# 1. Библиотеки, фреймворки и параметры обучения

In [None]:
import numpy as np
import torch
from tqdm import tqdm
import math
import os

from transformers import GPT2Tokenizer, GPT2LMHeadModel
from transformers.optimization import AdamW, get_linear_schedule_with_warmup

Словарь с параметрами обучения

In [None]:
args = {
    "model_name": "gpt2",
    "max_seq_length": 512,
    "train_batch_size": 4,
    "valid_batch_size": 4,
    "num_train_epochs": 1,
    "warmup": 0.1,
    "learning_rate": 5e-5,
    "input_text_path": ".",
    "story_length": 300
}

# 2. Подготовка данных

## Формирование тренеровочного и валидационного датасета и их очистка

Создаем тренеровочный и валидационный датасеты в виде списка из строк, где в каждой строке объеденены запросы и сами истории, разделенные токеном `<sep>`. Так же проведем небольшую чистку строк (удалим пробел слева от знаков пунктуации, заменим токен `<newline>` на `\n` и др.)


In [None]:
DATAPATH=args["input_text_path"]
def combinetext(prompt, story):
    fp=open(os.path.join(DATAPATH,prompt),encoding='utf8')
    fs=open(os.path.join(DATAPATH,story),encoding='utf8')
    prompts=fp.readlines()
    stories=fs.readlines()
    assert len(prompts)==len(stories)
    combine=[]
    for i in range(len(prompts)):
        combine.append(prompts[i].rstrip()[7:]+' <sep> '+" ".join(stories[i].split()[:args["story_length"]]))
    return combine

def clean_punctuation(s):
    for p in '!,.:;?':
        s=s.replace(' '+p,p)
    s=s.replace(' '+'n\'t','n\'t')
    s=s.replace(' '+'\'s','\'s')
    s=s.replace(' '+'\'re','\'re')
    s=s.replace(' '+'\'ve','\'ve')
    s=s.replace(' '+'\'ll','\'ll')
    s=s.replace(' '+'\'am','\'am')
    s=s.replace(' '+'\'m','\'m')
    s=s.replace(' '+'\' m','\'m')
    s=s.replace(' '+'\'m','\'m')
    s=s.replace(' '+'\' ve','\'ve')
    s=s.replace(' '+'\' s','\'s')
    s=s.replace('<newline>','\n')
    return s

train_text=combinetext('train.wp_source', 'train.wp_target')
train_text=list(map(clean_punctuation,train_text))
valid_text=combinetext('test.wp_source', 'test.wp_target')
valid_text=list(map(clean_punctuation,valid_text))

train_text[1]

Проведем токенизацию теста с фиксированной длинной.

In [None]:
tokenizer = GPT2Tokenizer.from_pretrained('gpt2')
tokenizer.pad_token=tokenizer.eos_token

inputs_train = tokenizer(train_text, padding=True,truncation=True,max_length=args["max_seq_length"])
inputs_valid = tokenizer(valid_text, padding=True,truncation=True,max_length=args["max_seq_length"])

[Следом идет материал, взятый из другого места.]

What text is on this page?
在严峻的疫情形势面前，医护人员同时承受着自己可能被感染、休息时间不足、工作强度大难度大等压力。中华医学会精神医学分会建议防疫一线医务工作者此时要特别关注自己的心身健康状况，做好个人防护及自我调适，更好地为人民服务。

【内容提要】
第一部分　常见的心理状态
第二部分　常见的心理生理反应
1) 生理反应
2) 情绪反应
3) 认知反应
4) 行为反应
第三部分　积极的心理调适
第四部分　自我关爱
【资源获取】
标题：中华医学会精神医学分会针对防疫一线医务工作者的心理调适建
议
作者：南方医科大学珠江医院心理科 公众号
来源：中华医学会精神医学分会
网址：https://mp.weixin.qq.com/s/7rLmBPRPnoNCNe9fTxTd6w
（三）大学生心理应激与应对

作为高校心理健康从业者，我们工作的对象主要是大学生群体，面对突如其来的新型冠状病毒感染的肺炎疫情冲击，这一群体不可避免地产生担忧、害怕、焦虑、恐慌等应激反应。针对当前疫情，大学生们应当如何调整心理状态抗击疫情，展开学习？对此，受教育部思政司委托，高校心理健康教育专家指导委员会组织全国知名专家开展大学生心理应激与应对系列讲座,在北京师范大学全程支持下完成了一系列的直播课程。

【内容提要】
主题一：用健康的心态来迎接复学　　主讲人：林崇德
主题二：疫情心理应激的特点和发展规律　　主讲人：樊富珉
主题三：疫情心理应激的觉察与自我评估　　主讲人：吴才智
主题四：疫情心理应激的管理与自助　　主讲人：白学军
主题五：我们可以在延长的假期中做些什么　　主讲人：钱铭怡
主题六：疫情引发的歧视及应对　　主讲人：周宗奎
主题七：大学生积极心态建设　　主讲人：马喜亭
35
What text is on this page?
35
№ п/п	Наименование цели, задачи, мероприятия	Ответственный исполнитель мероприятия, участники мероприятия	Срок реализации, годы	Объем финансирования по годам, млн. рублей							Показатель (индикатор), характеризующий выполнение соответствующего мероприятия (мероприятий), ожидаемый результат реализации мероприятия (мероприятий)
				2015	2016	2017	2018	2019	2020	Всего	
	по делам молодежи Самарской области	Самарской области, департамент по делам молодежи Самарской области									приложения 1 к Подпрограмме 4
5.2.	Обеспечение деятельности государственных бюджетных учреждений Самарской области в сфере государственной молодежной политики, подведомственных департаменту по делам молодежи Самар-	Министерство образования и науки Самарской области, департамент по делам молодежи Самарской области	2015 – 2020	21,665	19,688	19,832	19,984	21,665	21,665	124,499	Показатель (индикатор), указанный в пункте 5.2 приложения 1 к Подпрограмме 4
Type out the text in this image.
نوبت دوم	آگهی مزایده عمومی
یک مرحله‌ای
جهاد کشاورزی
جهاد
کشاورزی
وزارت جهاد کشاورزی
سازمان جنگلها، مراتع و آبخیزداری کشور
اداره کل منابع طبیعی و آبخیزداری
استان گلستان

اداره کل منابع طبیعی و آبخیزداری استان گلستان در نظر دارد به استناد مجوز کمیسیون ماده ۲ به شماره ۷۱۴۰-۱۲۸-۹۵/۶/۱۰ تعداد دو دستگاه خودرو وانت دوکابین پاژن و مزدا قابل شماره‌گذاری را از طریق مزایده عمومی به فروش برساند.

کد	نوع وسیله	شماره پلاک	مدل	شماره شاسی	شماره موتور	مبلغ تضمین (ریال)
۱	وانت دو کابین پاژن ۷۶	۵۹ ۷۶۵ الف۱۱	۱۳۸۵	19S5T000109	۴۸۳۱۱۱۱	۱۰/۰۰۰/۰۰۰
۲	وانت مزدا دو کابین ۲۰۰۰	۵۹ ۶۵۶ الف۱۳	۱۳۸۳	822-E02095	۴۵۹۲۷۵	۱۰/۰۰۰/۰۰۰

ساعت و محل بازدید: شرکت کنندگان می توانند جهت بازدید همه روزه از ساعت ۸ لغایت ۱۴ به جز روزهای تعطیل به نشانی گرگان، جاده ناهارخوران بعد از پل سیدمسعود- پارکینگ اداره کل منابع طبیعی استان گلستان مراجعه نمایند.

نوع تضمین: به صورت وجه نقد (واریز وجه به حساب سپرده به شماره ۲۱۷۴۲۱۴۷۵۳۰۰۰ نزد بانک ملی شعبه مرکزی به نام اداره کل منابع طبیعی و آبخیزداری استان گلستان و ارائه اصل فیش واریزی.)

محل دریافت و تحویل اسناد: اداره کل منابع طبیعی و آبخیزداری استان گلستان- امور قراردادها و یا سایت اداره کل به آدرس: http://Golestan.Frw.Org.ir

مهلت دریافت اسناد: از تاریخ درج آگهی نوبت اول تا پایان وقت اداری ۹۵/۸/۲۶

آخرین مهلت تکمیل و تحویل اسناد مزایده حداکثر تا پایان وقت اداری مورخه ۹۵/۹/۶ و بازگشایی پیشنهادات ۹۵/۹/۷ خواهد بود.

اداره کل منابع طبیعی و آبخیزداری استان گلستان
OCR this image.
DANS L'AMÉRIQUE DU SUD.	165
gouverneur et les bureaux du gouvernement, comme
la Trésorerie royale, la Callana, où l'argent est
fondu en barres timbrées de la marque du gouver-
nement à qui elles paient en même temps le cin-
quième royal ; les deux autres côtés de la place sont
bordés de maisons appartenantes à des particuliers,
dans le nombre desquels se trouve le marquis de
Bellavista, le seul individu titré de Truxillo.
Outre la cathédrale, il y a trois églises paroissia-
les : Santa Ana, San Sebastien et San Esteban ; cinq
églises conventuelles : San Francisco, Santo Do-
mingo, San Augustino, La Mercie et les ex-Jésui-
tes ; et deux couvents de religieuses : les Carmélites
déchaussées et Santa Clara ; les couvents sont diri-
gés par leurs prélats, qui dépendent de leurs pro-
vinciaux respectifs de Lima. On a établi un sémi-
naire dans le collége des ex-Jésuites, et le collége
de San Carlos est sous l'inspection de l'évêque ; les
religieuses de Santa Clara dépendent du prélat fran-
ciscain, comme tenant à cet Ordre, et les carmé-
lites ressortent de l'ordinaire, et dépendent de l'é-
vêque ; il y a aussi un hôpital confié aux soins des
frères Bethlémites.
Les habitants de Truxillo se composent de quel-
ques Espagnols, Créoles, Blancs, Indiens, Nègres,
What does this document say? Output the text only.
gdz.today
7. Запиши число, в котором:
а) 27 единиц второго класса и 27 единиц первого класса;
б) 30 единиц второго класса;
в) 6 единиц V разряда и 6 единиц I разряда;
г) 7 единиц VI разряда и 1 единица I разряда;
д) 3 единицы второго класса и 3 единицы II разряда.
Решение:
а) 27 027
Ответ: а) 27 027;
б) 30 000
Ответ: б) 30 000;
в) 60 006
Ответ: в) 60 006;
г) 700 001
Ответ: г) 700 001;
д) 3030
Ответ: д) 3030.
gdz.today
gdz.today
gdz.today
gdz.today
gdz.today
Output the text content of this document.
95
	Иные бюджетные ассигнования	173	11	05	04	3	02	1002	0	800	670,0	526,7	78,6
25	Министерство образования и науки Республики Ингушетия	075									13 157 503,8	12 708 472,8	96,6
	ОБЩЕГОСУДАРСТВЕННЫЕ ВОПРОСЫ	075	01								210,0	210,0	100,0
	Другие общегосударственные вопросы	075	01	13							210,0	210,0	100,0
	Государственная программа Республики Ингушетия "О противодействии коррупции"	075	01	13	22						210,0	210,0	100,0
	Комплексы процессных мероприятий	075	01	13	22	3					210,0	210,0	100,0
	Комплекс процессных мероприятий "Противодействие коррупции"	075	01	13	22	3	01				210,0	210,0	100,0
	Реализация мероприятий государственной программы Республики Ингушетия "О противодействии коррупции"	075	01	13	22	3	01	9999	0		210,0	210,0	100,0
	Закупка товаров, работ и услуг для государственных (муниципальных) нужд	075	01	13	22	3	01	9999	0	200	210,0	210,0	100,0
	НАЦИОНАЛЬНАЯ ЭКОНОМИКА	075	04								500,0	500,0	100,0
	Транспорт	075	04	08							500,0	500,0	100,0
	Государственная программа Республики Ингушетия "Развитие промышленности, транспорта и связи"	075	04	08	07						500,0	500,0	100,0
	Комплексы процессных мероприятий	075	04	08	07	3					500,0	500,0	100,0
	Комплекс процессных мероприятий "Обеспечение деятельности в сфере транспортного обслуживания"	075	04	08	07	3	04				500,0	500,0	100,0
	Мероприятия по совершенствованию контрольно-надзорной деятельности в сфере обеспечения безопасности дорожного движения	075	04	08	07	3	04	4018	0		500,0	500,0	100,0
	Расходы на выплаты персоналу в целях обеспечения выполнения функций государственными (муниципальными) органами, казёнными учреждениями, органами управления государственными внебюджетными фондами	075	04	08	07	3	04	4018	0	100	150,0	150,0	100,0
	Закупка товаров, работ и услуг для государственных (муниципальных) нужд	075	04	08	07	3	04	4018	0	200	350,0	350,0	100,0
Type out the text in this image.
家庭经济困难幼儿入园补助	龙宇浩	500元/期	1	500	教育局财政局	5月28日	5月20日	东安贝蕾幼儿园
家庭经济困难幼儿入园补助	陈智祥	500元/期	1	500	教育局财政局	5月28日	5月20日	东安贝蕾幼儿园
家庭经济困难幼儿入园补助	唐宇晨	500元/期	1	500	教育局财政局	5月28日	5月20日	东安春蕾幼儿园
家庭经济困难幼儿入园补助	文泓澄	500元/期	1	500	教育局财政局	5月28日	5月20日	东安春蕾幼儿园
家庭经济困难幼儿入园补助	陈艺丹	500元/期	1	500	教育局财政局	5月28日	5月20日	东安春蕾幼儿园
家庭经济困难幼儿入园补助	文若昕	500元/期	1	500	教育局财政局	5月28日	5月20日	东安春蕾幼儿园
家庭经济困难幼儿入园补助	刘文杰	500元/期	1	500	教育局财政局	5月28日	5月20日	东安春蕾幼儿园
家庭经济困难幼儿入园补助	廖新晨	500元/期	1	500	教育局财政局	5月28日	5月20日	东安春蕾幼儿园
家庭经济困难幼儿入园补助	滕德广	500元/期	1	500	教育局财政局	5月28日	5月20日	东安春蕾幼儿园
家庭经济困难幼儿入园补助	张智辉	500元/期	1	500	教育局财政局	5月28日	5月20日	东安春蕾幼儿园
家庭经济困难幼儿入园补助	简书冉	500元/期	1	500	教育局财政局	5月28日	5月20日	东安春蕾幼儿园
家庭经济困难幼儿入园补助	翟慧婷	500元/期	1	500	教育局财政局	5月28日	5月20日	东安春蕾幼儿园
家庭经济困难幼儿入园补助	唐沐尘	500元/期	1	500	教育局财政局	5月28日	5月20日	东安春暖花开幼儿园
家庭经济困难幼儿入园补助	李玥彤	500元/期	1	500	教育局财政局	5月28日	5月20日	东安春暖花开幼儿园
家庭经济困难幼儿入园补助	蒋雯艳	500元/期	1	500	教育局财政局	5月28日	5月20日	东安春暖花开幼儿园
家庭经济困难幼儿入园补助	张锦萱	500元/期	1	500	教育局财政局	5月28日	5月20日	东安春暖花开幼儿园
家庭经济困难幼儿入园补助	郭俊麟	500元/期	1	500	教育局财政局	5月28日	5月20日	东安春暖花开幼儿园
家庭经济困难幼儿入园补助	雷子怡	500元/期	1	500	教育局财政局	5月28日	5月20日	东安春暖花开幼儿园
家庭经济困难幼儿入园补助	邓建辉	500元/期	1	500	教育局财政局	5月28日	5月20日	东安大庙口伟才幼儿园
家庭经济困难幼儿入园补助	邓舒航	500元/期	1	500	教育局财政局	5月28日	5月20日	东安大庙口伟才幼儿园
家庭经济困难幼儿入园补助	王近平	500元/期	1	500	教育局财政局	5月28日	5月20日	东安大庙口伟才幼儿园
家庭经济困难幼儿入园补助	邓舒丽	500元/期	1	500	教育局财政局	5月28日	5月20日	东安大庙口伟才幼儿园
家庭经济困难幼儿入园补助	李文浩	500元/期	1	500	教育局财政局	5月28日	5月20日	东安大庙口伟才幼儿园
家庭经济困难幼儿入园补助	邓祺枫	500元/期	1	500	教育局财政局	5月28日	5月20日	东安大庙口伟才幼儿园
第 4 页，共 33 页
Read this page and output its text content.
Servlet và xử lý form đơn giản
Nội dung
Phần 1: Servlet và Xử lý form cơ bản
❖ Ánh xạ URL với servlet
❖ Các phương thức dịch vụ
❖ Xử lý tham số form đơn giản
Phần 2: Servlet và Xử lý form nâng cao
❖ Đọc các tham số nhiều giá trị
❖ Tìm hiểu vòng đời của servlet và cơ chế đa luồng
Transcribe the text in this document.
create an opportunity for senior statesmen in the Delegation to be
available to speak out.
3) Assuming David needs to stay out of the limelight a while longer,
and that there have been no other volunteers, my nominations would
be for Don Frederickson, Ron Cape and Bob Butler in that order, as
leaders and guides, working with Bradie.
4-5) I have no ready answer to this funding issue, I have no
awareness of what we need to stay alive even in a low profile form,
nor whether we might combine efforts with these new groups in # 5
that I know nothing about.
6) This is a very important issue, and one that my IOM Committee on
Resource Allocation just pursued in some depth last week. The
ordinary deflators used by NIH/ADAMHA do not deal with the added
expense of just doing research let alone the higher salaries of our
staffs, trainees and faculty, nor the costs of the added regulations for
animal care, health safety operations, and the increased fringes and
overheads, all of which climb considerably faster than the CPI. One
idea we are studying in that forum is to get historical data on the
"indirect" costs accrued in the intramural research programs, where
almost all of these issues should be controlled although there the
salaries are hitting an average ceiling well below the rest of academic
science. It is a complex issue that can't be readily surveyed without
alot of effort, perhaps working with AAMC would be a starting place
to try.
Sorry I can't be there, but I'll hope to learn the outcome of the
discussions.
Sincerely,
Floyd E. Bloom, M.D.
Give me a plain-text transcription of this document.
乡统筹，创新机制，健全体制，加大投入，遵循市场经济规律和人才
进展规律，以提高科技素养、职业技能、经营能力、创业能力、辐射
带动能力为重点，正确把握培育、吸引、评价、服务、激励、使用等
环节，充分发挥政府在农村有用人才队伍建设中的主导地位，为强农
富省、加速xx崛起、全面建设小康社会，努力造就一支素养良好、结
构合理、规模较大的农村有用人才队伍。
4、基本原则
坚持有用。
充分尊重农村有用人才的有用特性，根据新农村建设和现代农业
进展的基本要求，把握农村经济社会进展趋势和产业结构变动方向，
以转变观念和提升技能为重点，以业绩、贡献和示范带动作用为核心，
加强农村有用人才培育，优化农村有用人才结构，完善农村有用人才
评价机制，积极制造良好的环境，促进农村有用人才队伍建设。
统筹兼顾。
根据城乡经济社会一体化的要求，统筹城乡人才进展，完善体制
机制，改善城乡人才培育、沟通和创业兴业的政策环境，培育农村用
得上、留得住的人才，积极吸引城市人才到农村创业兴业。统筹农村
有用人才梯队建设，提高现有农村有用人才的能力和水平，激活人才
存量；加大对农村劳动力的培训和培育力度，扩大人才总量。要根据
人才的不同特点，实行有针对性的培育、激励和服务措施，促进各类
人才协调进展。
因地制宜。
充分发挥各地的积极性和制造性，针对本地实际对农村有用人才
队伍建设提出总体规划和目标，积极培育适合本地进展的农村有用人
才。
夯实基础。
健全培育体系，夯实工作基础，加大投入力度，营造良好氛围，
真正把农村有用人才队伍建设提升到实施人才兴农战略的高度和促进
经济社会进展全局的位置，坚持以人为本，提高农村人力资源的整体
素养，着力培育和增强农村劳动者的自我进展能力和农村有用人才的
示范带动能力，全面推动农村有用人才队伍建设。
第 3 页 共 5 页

Создаем таргеты для обучения модели

In [None]:
def create_labels(inputs):
    labels=[]
    for ids,attention_mask in zip(inputs['input_ids'],inputs['attention_mask']):
        label=ids.copy()
        real_len=sum(attention_mask)
        padding_len=len(attention_mask)-sum(attention_mask)
        label[:]=label[:real_len]+[-100]*padding_len
        labels.append(label)
    inputs['labels']=labels

create_labels(inputs_train)
create_labels(inputs_valid)

Инициализируем класс датасета и создаем его объекты для тренеровочной и валидационной выборок

In [None]:
class StoryDataset:
    def __init__(self, inputs):
        self.ids = inputs['input_ids']
        self.attention_mask = inputs['attention_mask']
        self.labels=inputs['labels']

    def __len__(self):
        return len(self.ids)

    def __getitem__(self, item):

        return [torch.tensor(self.ids[item], dtype=torch.long),
                torch.tensor(self.attention_mask[item], dtype=torch.long),
                torch.tensor(self.labels[item], dtype=torch.long)]

In [None]:
train_batch_size=args["train_batch_size"]
valid_batch_size=args["valid_batch_size"]
traindata=StoryDataset(inputs_train)
train_dataloader = torch.utils.data.DataLoader(
    traindata,
    shuffle=False,
    batch_size=train_batch_size)

validdata=StoryDataset(inputs_valid)
valid_dataloader = torch.utils.data.DataLoader(
    validdata,
    shuffle=False,
    batch_size=valid_batch_size)

Создаем объект предобученной модели gpt-2

In [None]:
model = GPT2LMHeadModel.from_pretrained('gpt2')

  model.load_state_dict(torch.load("model_3_183.pt", map_location=torch.device('cpu')))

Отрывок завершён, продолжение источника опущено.